(Cross-posted from the Google Official Enterprise Blog)
Posted by Sabrina Farmer, Senior Site Reliability Engineering Manager for Gmail
On September 23rd, many Gmail users received an unwelcome surprise: some of their messages were arriving slowly, and some of their attachments were unavailable. We’d like to start by apologizing—we realize that our users rely on Gmail to be always available and always fast, and for several hours we didn’t deliver. We have analyzed what happened, and we’ll tell you about it below. In addition, we’re taking several steps to prevent a recurrence.

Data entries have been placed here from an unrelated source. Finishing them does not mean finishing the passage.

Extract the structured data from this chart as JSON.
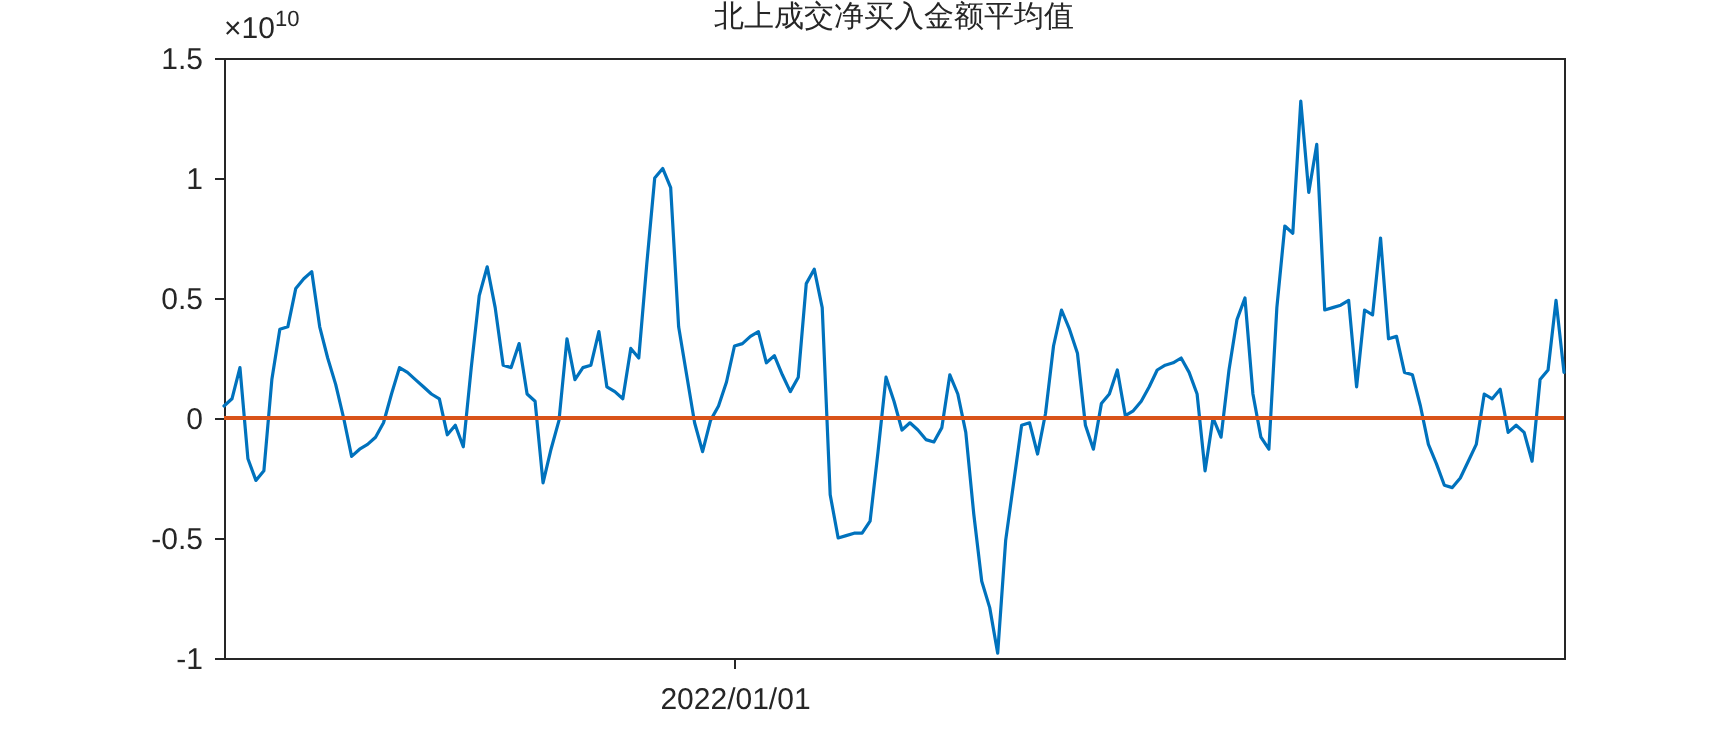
{
  "chart_data": {
    "type": "line",
    "title": "北上成交净买入金额平均值",
    "annotations": [
      "×10$^{10}$"
    ],
    "categories": [
      null,
      null,
      null,
      null,
      null,
      null,
      null,
      null,
      null,
      null,
      null,
      null,
      null,
      null,
      null,
      null,
      null,
      null,
      null,
      null,
      null,
      null,
      null,
      null,
      null,
      null,
      null,
      null,
      null,
      null,
      null,
      null,
      null,
      null,
      null,
      null,
      null,
      null,
      null,
      null,
      null,
      null,
      null,
      null,
      null,
      null,
      null,
      null,
      null,
      null,
      null,
      null,
      null,
      null,
      null,
      null,
      null,
      null,
      null,
      null,
      null,
      null,
      null,
      null,
      "2022/01/01",
      null,
      null,
      null,
      null,
      null,
      null,
      null,
      null,
      null,
      null,
      null,
      null,
      null,
      null,
      null,
      null,
      null,
      null,
      null,
      null,
      null,
      null,
      null,
      null,
      null,
      null,
      null,
      null,
      null,
      null,
      null,
      null,
      null,
      null,
      null,
      null,
      null,
      null,
      null,
      null,
      null,
      null,
      null,
      null,
      null,
      null,
      null,
      null,
      null,
      null,
      null,
      null,
      null,
      null,
      null,
      null,
      null,
      null,
      null,
      null,
      null,
      null,
      null,
      null,
      null,
      null,
      null,
      null,
      null,
      null,
      null,
      null,
      null,
      null,
      null,
      null,
      null,
      null,
      null,
      null,
      null,
      null,
      null,
      null,
      null,
      null,
      null,
      null,
      null,
      null,
      null,
      null,
      null,
      null,
      null,
      null,
      null,
      null,
      null,
      null,
      null,
      null,
      null,
      null
    ],
    "values": [
      0.05,
      0.08,
      0.21,
      -0.17,
      -0.26,
      -0.22,
      0.16,
      0.37,
      0.38,
      0.54,
      0.58,
      0.61,
      0.38,
      0.25,
      0.14,
      0.0,
      -0.16,
      -0.13,
      -0.11,
      -0.08,
      -0.02,
      0.1,
      0.21,
      0.19,
      0.16,
      0.13,
      0.1,
      0.08,
      -0.07,
      -0.03,
      -0.12,
      0.21,
      0.51,
      0.63,
      0.46,
      0.22,
      0.21,
      0.31,
      0.1,
      0.07,
      -0.27,
      -0.13,
      -0.01,
      0.33,
      0.16,
      0.21,
      0.22,
      0.36,
      0.13,
      0.11,
      0.08,
      0.29,
      0.25,
      0.64,
      1.0,
      1.04,
      0.96,
      0.38,
      0.18,
      -0.02,
      -0.14,
      -0.01,
      0.05,
      0.15,
      0.3,
      0.31,
      0.34,
      0.36,
      0.23,
      0.26,
      0.18,
      0.11,
      0.17,
      0.56,
      0.62,
      0.46,
      -0.32,
      -0.5,
      -0.49,
      -0.48,
      -0.48,
      -0.43,
      -0.14,
      0.17,
      0.07,
      -0.05,
      -0.02,
      -0.05,
      -0.09,
      -0.1,
      -0.04,
      0.18,
      0.1,
      -0.06,
      -0.4,
      -0.68,
      -0.79,
      -0.98,
      -0.51,
      -0.27,
      -0.03,
      -0.02,
      -0.15,
      0.02,
      0.3,
      0.45,
      0.37,
      0.27,
      -0.03,
      -0.13,
      0.06,
      0.1,
      0.2,
      0.01,
      0.03,
      0.07,
      0.13,
      0.2,
      0.22,
      0.23,
      0.25,
      0.19,
      0.1,
      -0.22,
      0.0,
      -0.08,
      0.2,
      0.41,
      0.5,
      0.1,
      -0.08,
      -0.13,
      0.46,
      0.8,
      0.77,
      1.32,
      0.94,
      1.14,
      0.45,
      0.46,
      0.47,
      0.49,
      0.13,
      0.45,
      0.43,
      0.75,
      0.33,
      0.34,
      0.19,
      0.18,
      0.05,
      -0.11,
      -0.19,
      -0.28,
      -0.29,
      -0.25,
      -0.18,
      -0.11,
      0.1,
      0.08,
      0.12,
      -0.06,
      -0.03,
      -0.06,
      -0.18,
      0.16,
      0.2,
      0.49,
      0.19
    ],
    "color": "#0072bd",
    "ylim": [
      -1,
      1.5
    ],
    "yticks": [
      -1,
      -0.5,
      0,
      0.5,
      1,
      1.5
    ],
    "ref_lines": [
      {
        "axis": "y",
        "value": 0,
        "color": "#d95319"
      }
    ]
  }
}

The message delivery delays were triggered by a dual network failure. This is a very rare event in which two separate, redundant network paths both stop working at the same time. The two network failures were unrelated, but in combination they reduced Gmail’s capacity to deliver messages to users, and beginning at 5:54 a.m. PST messages started piling up. Google’s automated monitoring alerted the Gmail engineering team within minutes, and they began investigating immediately. Together with the networking team, the Gmail team restored some of the network capacity that was lost and worked to repurpose additional capacity, clearing much of accumulated message backlog by 1:00 p.m. PST and the remainder by shortly before 4:00 p.m. PST.
The impact on users’ Gmail experience varied widely. Most messages were unaffected—71% of messages had no delay, and of the remaining 29%, the average delivery delay was just 2.6 seconds. However, about 1.5% of messages were delayed more than two hours. Users who attempted to download large attachments on affected messages encountered errors. Throughout the event, Gmail remained otherwise available — users could log in, read messages which had been delivered, send mail, and access other features.
What’s next? Our top priority is ensuring that Gmail users get the experience they expect: fast, highly-available email, anytime they want it. We’re taking steps to ensure that there is sufficient network capacity, including backup capacity for Gmail, even in the event of a rare dual network failure. We also plan to make changes to make Gmail message delivery more resilient to a network capacity shortfall in the unlikely event that one occurs in the future. Finally, we’re updating our internal practices so that we can more quickly and effectively respond to network issues. We’ll be working on all of these improvements and more over the next few weeks—even including this event, Gmail remains well above 99.9% available, and we intend to keep it that way!